A Commons Select Committee report into pension provision at BHS found a £571m funding shortfall in its final salary pension scheme. The scheme was subsequently taken over by the Pension Protection Fund (PPF), and although this means those who have retired should get 100 per cent of their benefits, those who haven’t yet retired are likely to receive less income than they had expected in retirement. The PPF provides protection for 90 per cent of benefits up to a cap set at £37,420 for 2016.

The overall deficit of the nearly 6,000 schemes covered by the PPF was £302.1bn at the end of March. That’s slightly less than the £322.8bn recorded at the end of February, but significantly worse than the previous year when the deficit was £244.2bn.

Research in 2015 showed that FTSE 100 companies put more than twice as much into Defined Benefit schemes as they did into Defined Contribution schemes – £13bn compared with £6bn – and the gap has widened in recent years.

In another recent report highlighting the pressures faced by retirement schemes, findings show that in 2015, FTSE 100 companies paid five times more in dividends than they did pension contributions, paying £71.8bn to shareholders and £13.3bn towards their defined benefit pension funds.

A problem for the future

A study undertaken in 2015 by the Pensions Institute, part of Cass Business School, found that out of 6,000 final salary schemes, some 600 are expected to become insolvent in the next five to ten years, and a further 400 will struggle to survive unless they manage to offload their pension obligations.

The Pensions Institute points to quantitative easing, low interest rates and low yields on gilts as significant factors exacerbating the problem.

The Brexit effect

Commentators have been quick to voice their concerns that the UK’s decision to leave the EU spells further bad news for the UK’s Defined Benefit pension schemes. Low interest rates, uncertainty that might persist for a couple of years or even longer as the UK extricates itself from its EU partners, and volatility in global markets could all depress fund values.
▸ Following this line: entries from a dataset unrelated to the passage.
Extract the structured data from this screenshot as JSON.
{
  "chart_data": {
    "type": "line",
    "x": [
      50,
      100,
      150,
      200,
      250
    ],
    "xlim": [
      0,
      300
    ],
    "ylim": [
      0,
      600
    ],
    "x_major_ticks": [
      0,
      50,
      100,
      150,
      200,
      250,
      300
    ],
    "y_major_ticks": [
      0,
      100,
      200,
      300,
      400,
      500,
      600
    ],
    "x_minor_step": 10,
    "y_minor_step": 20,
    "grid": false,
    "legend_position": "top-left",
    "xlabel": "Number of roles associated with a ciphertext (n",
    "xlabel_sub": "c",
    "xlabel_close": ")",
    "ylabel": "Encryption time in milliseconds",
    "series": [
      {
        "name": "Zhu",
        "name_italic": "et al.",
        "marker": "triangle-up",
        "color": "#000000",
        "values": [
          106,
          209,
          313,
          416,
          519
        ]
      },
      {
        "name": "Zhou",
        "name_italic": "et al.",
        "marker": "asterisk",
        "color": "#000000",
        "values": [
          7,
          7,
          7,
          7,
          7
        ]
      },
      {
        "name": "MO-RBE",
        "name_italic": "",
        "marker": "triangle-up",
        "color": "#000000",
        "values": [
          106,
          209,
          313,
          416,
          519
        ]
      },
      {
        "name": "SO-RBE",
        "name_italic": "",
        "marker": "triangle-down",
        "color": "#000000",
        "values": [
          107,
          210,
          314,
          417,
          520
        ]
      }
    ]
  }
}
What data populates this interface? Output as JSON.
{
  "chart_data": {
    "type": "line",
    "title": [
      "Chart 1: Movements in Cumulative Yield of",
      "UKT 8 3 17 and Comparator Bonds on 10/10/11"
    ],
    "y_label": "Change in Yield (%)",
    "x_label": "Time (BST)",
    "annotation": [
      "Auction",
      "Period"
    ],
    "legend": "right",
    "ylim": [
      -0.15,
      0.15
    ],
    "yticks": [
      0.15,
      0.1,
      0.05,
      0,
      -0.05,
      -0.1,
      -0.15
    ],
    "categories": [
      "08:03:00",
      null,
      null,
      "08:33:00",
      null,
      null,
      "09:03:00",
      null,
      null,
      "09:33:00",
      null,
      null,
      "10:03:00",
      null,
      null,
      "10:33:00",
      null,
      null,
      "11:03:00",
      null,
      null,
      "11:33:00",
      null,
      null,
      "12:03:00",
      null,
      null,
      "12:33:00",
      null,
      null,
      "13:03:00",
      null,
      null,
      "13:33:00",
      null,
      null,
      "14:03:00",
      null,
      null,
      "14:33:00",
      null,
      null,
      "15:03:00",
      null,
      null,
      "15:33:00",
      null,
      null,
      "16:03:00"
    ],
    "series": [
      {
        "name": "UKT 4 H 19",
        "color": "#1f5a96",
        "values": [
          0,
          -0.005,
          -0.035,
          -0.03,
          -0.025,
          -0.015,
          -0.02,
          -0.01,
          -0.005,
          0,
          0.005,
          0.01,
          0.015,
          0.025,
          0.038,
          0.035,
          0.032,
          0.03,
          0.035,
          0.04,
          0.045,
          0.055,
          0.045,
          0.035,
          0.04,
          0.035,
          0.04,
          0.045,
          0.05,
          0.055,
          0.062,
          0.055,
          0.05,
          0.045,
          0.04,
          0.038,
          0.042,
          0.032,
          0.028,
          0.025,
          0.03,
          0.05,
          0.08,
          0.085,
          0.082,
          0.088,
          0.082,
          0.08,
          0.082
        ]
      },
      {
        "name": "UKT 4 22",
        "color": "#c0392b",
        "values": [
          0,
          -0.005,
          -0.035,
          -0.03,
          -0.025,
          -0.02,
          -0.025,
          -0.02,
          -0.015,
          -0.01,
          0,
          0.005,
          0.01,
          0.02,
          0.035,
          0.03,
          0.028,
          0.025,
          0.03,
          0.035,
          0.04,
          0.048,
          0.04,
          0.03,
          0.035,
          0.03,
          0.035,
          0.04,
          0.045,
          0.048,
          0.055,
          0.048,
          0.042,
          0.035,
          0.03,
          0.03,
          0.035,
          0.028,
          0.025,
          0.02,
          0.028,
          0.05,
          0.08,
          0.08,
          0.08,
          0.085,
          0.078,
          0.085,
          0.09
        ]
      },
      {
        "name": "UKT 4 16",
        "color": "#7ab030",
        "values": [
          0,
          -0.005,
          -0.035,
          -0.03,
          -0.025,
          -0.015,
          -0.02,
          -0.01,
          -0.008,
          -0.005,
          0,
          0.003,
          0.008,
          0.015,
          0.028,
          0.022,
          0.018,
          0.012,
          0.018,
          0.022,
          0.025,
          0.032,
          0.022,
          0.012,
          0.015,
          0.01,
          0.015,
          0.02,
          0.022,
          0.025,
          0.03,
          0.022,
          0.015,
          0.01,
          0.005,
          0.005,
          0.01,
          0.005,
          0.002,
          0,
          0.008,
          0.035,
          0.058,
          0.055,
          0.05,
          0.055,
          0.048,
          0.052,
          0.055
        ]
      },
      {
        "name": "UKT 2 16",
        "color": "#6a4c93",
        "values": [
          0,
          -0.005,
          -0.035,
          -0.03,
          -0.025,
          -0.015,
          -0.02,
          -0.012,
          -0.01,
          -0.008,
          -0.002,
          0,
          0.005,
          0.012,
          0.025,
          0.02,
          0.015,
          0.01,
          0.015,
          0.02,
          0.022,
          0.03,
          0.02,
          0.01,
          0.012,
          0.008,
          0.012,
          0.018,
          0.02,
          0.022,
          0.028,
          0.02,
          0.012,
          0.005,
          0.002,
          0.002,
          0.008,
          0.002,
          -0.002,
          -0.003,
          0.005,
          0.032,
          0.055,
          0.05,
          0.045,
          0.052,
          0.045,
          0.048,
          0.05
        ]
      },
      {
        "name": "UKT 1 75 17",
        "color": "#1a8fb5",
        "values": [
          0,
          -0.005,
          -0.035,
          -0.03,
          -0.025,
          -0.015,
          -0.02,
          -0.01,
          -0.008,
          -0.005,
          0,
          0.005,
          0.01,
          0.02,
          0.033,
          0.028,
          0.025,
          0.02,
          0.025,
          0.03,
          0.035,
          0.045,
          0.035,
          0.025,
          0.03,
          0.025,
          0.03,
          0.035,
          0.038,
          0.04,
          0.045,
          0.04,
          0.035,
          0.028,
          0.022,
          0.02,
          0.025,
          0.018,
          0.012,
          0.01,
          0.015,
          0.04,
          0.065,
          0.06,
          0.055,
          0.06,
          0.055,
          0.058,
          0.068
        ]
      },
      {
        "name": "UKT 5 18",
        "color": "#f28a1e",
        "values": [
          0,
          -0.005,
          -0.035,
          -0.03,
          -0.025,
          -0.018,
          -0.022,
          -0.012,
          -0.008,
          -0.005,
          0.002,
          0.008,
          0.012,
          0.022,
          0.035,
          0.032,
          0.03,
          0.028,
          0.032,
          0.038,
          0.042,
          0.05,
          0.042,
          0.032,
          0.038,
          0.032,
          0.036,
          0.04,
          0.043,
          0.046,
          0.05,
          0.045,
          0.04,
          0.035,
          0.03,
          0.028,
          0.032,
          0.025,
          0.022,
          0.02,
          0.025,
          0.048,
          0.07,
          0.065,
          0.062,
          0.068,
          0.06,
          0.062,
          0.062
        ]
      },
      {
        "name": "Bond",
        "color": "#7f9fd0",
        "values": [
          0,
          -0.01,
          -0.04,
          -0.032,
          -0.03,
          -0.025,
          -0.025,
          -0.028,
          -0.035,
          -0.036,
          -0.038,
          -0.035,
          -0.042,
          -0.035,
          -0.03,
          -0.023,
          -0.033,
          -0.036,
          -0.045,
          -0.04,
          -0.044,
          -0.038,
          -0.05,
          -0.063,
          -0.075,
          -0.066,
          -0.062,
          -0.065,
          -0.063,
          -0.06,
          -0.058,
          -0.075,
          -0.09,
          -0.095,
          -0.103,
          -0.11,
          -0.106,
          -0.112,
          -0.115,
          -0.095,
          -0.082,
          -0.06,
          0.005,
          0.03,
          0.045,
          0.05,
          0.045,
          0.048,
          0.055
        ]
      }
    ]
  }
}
All this could mean many more workers at risk of seeing their pension benefits reduced due to their schemes becoming unaffordable to the businesses providing them.

New ways to evaluate future benefits

With more than 11 million workers reliant on Defined Benefit pension schemes, new ways for company pension schemes to calculate the cost of future pension undertakings are being reviewed by the government in an attempt to ease the pressure of rising deficits.